Qvarfordt P G, Ehrenfeld W K, Stoney R J
Am J Surg. 1984 Jul;148(1):111-6. doi: 10.1016/0002-9610(84)90297-6.
Transaxillary resection of the first rib alone was performed 97 times to relieve symptoms of irritation of the brachial plexus. Persistent or recurrent symptoms occurred in a fifth of the patients (7 and 13 patients, respectively), and necessitated reoperation using the supraclavicular approach. In all patients, at least one anomaly or acquired deformity was found that could not have been identified or safely removed by the original transaxillary approach alone. Subsequently, 94 combined operations, including supraclavicular radical scalenectomy with neurolysis of the brachial plexus and transaxillary resection of the first rib, were performed for irritation of the brachial plexus. The improved results using the combined procedure has led us to recommend it for the majority of symptomatic patients with irritation of the brachial plexus.
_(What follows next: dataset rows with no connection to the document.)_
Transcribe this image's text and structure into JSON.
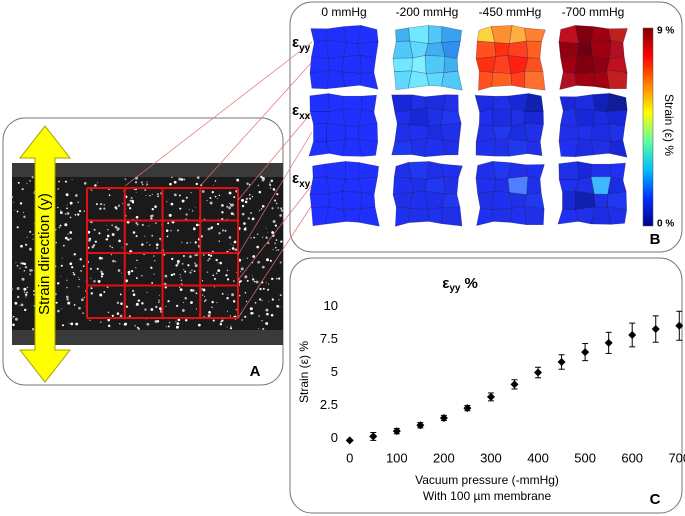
{
  "panel_a": {
    "label": "A",
    "arrow_text": "Strain direction (y)"
  },
  "panel_b": {
    "label": "B",
    "columns": [
      "0 mmHg",
      "-200 mmHg",
      "-450 mmHg",
      "-700 mmHg"
    ],
    "rows": [
      {
        "symbol": "ε",
        "subscript": "yy"
      },
      {
        "symbol": "ε",
        "subscript": "xx"
      },
      {
        "symbol": "ε",
        "subscript": "xy"
      }
    ],
    "colorbar": {
      "label": "Strain (ε) %",
      "max_label": "9 %",
      "min_label": "0 %",
      "colors": [
        "#00008f",
        "#0030ff",
        "#00c0ff",
        "#60ffa0",
        "#ffff00",
        "#ff8000",
        "#ff0000",
        "#800000"
      ]
    },
    "maps": [
      [
        "#2030ff",
        "#2030ff",
        "#2030ff",
        "#2030ff",
        "#2030ff",
        "#2030ff",
        "#2030ff",
        "#2030ff",
        "#2030ff",
        "#2030ff",
        "#2030ff",
        "#2030ff",
        "#2030ff",
        "#2030ff",
        "#2030ff",
        "#2030ff"
      ],
      [
        "#40b0f0",
        "#70e8ff",
        "#50c8f8",
        "#3aa0f0",
        "#50c8f8",
        "#60d8ff",
        "#40b0f0",
        "#3090f0",
        "#70e8ff",
        "#80f0ff",
        "#50c8f8",
        "#40b0f0",
        "#60d8ff",
        "#70e8ff",
        "#60d8ff",
        "#50c8f8"
      ],
      [
        "#ffd040",
        "#ff9030",
        "#ffb040",
        "#ff8030",
        "#ff5020",
        "#ff3010",
        "#ff4020",
        "#ff6020",
        "#ff3010",
        "#ff4020",
        "#ff2010",
        "#ff5020",
        "#ff5020",
        "#ff6020",
        "#ff4020",
        "#ff7030"
      ],
      [
        "#c01020",
        "#800010",
        "#a00010",
        "#c02020",
        "#900010",
        "#700010",
        "#a00010",
        "#b01020",
        "#a00010",
        "#800010",
        "#900010",
        "#c01020",
        "#b01020",
        "#a00010",
        "#a00010",
        "#c02020"
      ],
      [
        "#2030ff",
        "#2030ff",
        "#2030ff",
        "#2030ff",
        "#2030ff",
        "#2030ff",
        "#2030ff",
        "#2030ff",
        "#2030ff",
        "#2030ff",
        "#2030ff",
        "#2030ff",
        "#2030ff",
        "#2030ff",
        "#2030ff",
        "#2030ff"
      ],
      [
        "#1828d8",
        "#2030e8",
        "#1c2ce0",
        "#2030e8",
        "#2030f0",
        "#1828d8",
        "#2030e8",
        "#2038f0",
        "#2030e8",
        "#2030f0",
        "#1c2ce0",
        "#2030e8",
        "#2038f0",
        "#2030e8",
        "#2030f0",
        "#2030e8"
      ],
      [
        "#1c2ce0",
        "#2030e8",
        "#1828d8",
        "#1020b0",
        "#2030f0",
        "#1c2ce0",
        "#2030e8",
        "#1828d8",
        "#2030e8",
        "#2038f0",
        "#1c2ce0",
        "#2030e8",
        "#2030f0",
        "#2030e8",
        "#2038f0",
        "#2030e8"
      ],
      [
        "#1828d8",
        "#1c2ce0",
        "#1020b8",
        "#101c98",
        "#2030e8",
        "#1828d8",
        "#1c2ce0",
        "#1828d8",
        "#2030e8",
        "#2030f0",
        "#1c2ce0",
        "#2030e8",
        "#2030f0",
        "#1c2ce0",
        "#2030e8",
        "#1828d8"
      ],
      [
        "#2030ff",
        "#2030ff",
        "#2030ff",
        "#2030ff",
        "#2030ff",
        "#2030ff",
        "#2030ff",
        "#2030ff",
        "#2030ff",
        "#2030ff",
        "#2030ff",
        "#2030ff",
        "#2030ff",
        "#2030ff",
        "#2030ff",
        "#2030ff"
      ],
      [
        "#2030e8",
        "#2038f0",
        "#2030e8",
        "#2030f0",
        "#2030f0",
        "#2030e8",
        "#2038f0",
        "#2030e8",
        "#2030e8",
        "#2030f0",
        "#2030e8",
        "#2038f0",
        "#2030f0",
        "#2030e8",
        "#2030f0",
        "#2030e8"
      ],
      [
        "#2030e8",
        "#2038f0",
        "#2030e8",
        "#2030f0",
        "#2030f0",
        "#2030e8",
        "#5080ff",
        "#2030e8",
        "#2030e8",
        "#2030f0",
        "#2030e8",
        "#2038f0",
        "#2030f0",
        "#2030e8",
        "#2030f0",
        "#2030e8"
      ],
      [
        "#2030e8",
        "#1828d8",
        "#2030e8",
        "#2030f0",
        "#2030f0",
        "#2030e8",
        "#40b8ff",
        "#1c2ce0",
        "#1828d8",
        "#1020b0",
        "#2030e8",
        "#2038f0",
        "#2030f0",
        "#2030e8",
        "#1c2ce0",
        "#2030e8"
      ]
    ]
  },
  "chart_data": {
    "type": "scatter",
    "label": "C",
    "title": {
      "symbol": "ε",
      "subscript": "yy",
      "suffix": "%"
    },
    "x_label": [
      "Vacuum pressure (-mmHg)",
      "With 100 µm membrane"
    ],
    "y_label": "Strain (ε) %",
    "x": [
      0,
      50,
      100,
      150,
      200,
      250,
      300,
      350,
      400,
      450,
      500,
      550,
      600,
      650,
      700
    ],
    "values": [
      -0.15,
      0.15,
      0.55,
      1.0,
      1.55,
      2.3,
      3.15,
      4.1,
      5.0,
      5.8,
      6.55,
      7.25,
      7.85,
      8.3,
      8.55
    ],
    "errors": [
      0,
      0.3,
      0.2,
      0.2,
      0.2,
      0.2,
      0.3,
      0.35,
      0.4,
      0.55,
      0.65,
      0.8,
      0.9,
      1.0,
      1.1
    ],
    "color": "#000000",
    "xlim": [
      -10,
      710
    ],
    "ylim": [
      -0.5,
      10.2
    ],
    "xticks": [
      0,
      100,
      200,
      300,
      400,
      500,
      600,
      700
    ],
    "yticks": [
      0,
      2.5,
      5,
      7.5,
      10
    ],
    "grid": false
  }
}
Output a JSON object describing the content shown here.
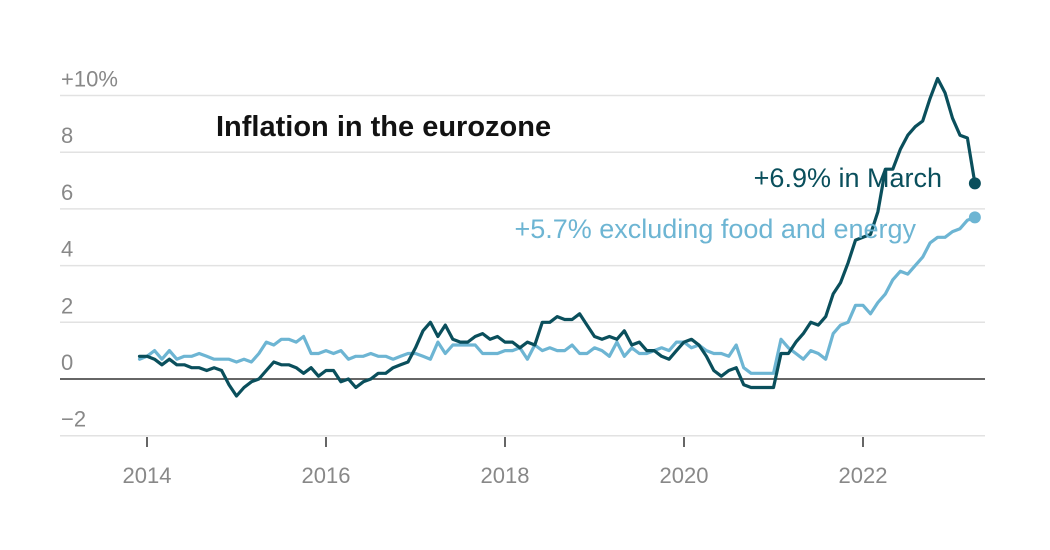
{
  "chart_data": {
    "type": "line",
    "title": "Inflation in the eurozone",
    "xlabel": "",
    "ylabel": "",
    "ylim": [
      -2,
      10
    ],
    "xlim": [
      "2013-05",
      "2023-06"
    ],
    "grid": true,
    "y_ticks": [
      {
        "value": 10,
        "label": "+10%"
      },
      {
        "value": 8,
        "label": "8"
      },
      {
        "value": 6,
        "label": "6"
      },
      {
        "value": 4,
        "label": "4"
      },
      {
        "value": 2,
        "label": "2"
      },
      {
        "value": 0,
        "label": "0"
      },
      {
        "value": -2,
        "label": "−2"
      }
    ],
    "x_ticks": [
      {
        "value": 2014,
        "label": "2014"
      },
      {
        "value": 2016,
        "label": "2016"
      },
      {
        "value": 2018,
        "label": "2018"
      },
      {
        "value": 2020,
        "label": "2020"
      },
      {
        "value": 2022,
        "label": "2022"
      }
    ],
    "start": "2013-12",
    "frequency": "monthly",
    "series": [
      {
        "name": "Headline inflation",
        "color": "#0a4f5c",
        "values": [
          0.8,
          0.8,
          0.7,
          0.5,
          0.7,
          0.5,
          0.5,
          0.4,
          0.4,
          0.3,
          0.4,
          0.3,
          -0.2,
          -0.6,
          -0.3,
          -0.1,
          0.0,
          0.3,
          0.6,
          0.5,
          0.5,
          0.4,
          0.2,
          0.4,
          0.1,
          0.3,
          0.3,
          -0.1,
          0.0,
          -0.3,
          -0.1,
          0.0,
          0.2,
          0.2,
          0.4,
          0.5,
          0.6,
          1.1,
          1.7,
          2.0,
          1.5,
          1.9,
          1.4,
          1.3,
          1.3,
          1.5,
          1.6,
          1.4,
          1.5,
          1.3,
          1.3,
          1.1,
          1.3,
          1.2,
          2.0,
          2.0,
          2.2,
          2.1,
          2.1,
          2.3,
          1.9,
          1.5,
          1.4,
          1.5,
          1.4,
          1.7,
          1.2,
          1.3,
          1.0,
          1.0,
          0.8,
          0.7,
          1.0,
          1.3,
          1.4,
          1.2,
          0.8,
          0.3,
          0.1,
          0.3,
          0.4,
          -0.2,
          -0.3,
          -0.3,
          -0.3,
          -0.3,
          0.9,
          0.9,
          1.3,
          1.6,
          2.0,
          1.9,
          2.2,
          3.0,
          3.4,
          4.1,
          4.9,
          5.0,
          5.1,
          5.9,
          7.4,
          7.4,
          8.1,
          8.6,
          8.9,
          9.1,
          9.9,
          10.6,
          10.1,
          9.2,
          8.6,
          8.5,
          6.9
        ]
      },
      {
        "name": "Excluding food and energy",
        "color": "#6db5d3",
        "values": [
          0.7,
          0.8,
          1.0,
          0.7,
          1.0,
          0.7,
          0.8,
          0.8,
          0.9,
          0.8,
          0.7,
          0.7,
          0.7,
          0.6,
          0.7,
          0.6,
          0.9,
          1.3,
          1.2,
          1.4,
          1.4,
          1.3,
          1.5,
          0.9,
          0.9,
          1.0,
          0.9,
          1.0,
          0.7,
          0.8,
          0.8,
          0.9,
          0.8,
          0.8,
          0.7,
          0.8,
          0.9,
          0.9,
          0.8,
          0.7,
          1.3,
          0.9,
          1.2,
          1.2,
          1.2,
          1.2,
          0.9,
          0.9,
          0.9,
          1.0,
          1.0,
          1.1,
          0.7,
          1.2,
          1.0,
          1.1,
          1.0,
          1.0,
          1.2,
          0.9,
          0.9,
          1.1,
          1.0,
          0.8,
          1.3,
          0.8,
          1.1,
          0.9,
          0.9,
          1.0,
          1.1,
          1.0,
          1.3,
          1.3,
          1.1,
          1.2,
          1.0,
          0.9,
          0.9,
          0.8,
          1.2,
          0.4,
          0.2,
          0.2,
          0.2,
          0.2,
          1.4,
          1.1,
          0.9,
          0.7,
          1.0,
          0.9,
          0.7,
          1.6,
          1.9,
          2.0,
          2.6,
          2.6,
          2.3,
          2.7,
          3.0,
          3.5,
          3.8,
          3.7,
          4.0,
          4.3,
          4.8,
          5.0,
          5.0,
          5.2,
          5.3,
          5.6,
          5.7
        ]
      }
    ],
    "annotations": [
      {
        "text": "+6.9% in March",
        "series": "Headline inflation",
        "value": 6.9,
        "date": "2023-03",
        "color": "#0a4f5c"
      },
      {
        "text": "+5.7% excluding food and energy",
        "series": "Excluding food and energy",
        "value": 5.7,
        "date": "2023-03",
        "color": "#6db5d3"
      }
    ]
  },
  "colors": {
    "gridline": "#e2e2e2",
    "zero_line": "#333333",
    "tick_text": "#888888",
    "title_text": "#121212"
  }
}
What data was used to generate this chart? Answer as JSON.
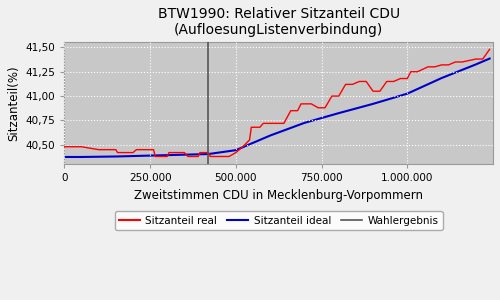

The combined approach allows precise assessment of the thoracic outlet anatomy, facilitates first and cervical rib resection, and permits removal of any additional congenital or acquired lesions. It is associated with a low failure rate and results in few postoperative complications. However, the transaxillary approach alone may be suited for the patient with localized lower plexus symptomatology, keeping in mind the risk of recurrent symptoms associated with this technique.
单纯经腋路切除第一肋97次,以缓解臂丛神经受刺激的症状。五分之一的患者(分别为7例和13例)出现持续性或复发性症状,需要采用锁骨上入路再次手术。在所有患者中,至少发现一处异常或后天畸形,这些病变单用最初的经腋路无法识别或安全切除。随后,对94例臂丛神经受刺激患者进行了联合手术,包括锁骨上根治性斜角肌切除术并臂丛神经松解以及经腋路切除第一肋。联合手术取得的更好结果使我们建议对大多数有臂丛神经受刺激症状的患者采用该手术。联合入路可精确评估胸廓出口解剖结构,便于切除第一肋和颈肋,并可切除任何其他先天性或后天性病变。其失败率低,术后并发症少。然而,单纯经腋路手术可能适用于有局限性下丛症状的患者,要记住该技术存在症状复发的风险。